Abstract

ALTHOUGH THE TREATMENT of populism at the textbook level is still Salmost exclusively favorable, it may be, as Professor Holbo declares, Sthat in intellectual circles the pendulum has already swung too far from adulation to disparagement. The question is certainly worth raising since it is of more than academic significance and has important implications for contemporary discussion of political values. While he does not say so in as many words, Professor Holbo in his attempt to revise the revisionists apparently recognizes that our estimate of the meaning of the Populist tradition is related to a general tendency among American intellectuals including many who regard themselves as liberals to be increasingly skeptical about the merits of direct democracy and the values and goodwill of the man in the street, rural or urban. In the course of his article Professor Holbo makes a number of implicit criticisms of various writers who share my general views on populism.
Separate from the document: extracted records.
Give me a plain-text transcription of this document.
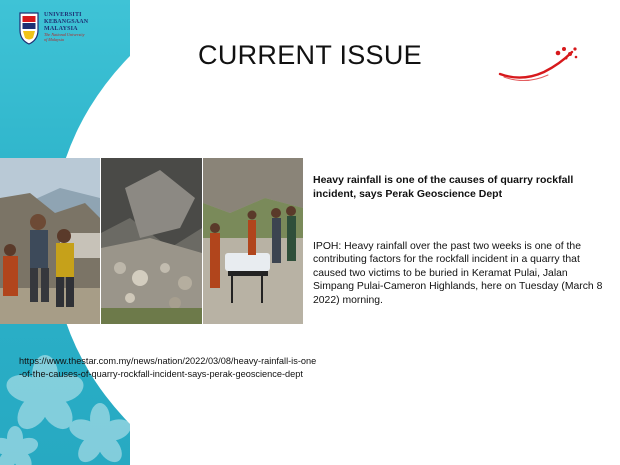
UNIVERSITI
KEBANGSAAN
MALAYSIA
The National University
of Malaysia
CURRENT ISSUE
Heavy rainfall is one of the causes of quarry rockfall incident, says Perak Geoscience Dept
IPOH: Heavy rainfall over the past two weeks is one of the contributing factors for the rockfall incident in a quarry that caused two victims to be buried in Keramat Pulai, Jalan Simpang Pulai-Cameron Highlands, here on Tuesday (March 8 2022) morning.
https://www.thestar.com.my/news/nation/2022/03/08/heavy-rainfall-is-one-of-the-causes-of-quarry-rockfall-incident-says-perak-geoscience-dept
I cannot answer for these other so-called new liberals, but I should like to make my own position clear. My original article was not an attempt to demonstrate that the doctrines of American populism in its heyday were fascist, nor that Populist ideas were the sole ingredients in what is commonly called American fascism. What I did try to do was indicate the extent to which American fascism was an indigenous growth -to point out that it owed much of its doctrine to the populist tradition and that a substantial number of its leaders and adherents were drawn from regions and social groups at one time sympathetic to populism. At the time the paper was written it would have been difficult, if not impossible, to conduct mass interviews of American fascists, much less Populists. I therefore chose to rely on written historical sources and in particular on the writings of the political and intellectual leaders in question. On the basis of the available evidence, I attempted to demonstrate both congruence of ideas and the way in which these ideas were transmuted and passed on from populism to fascism.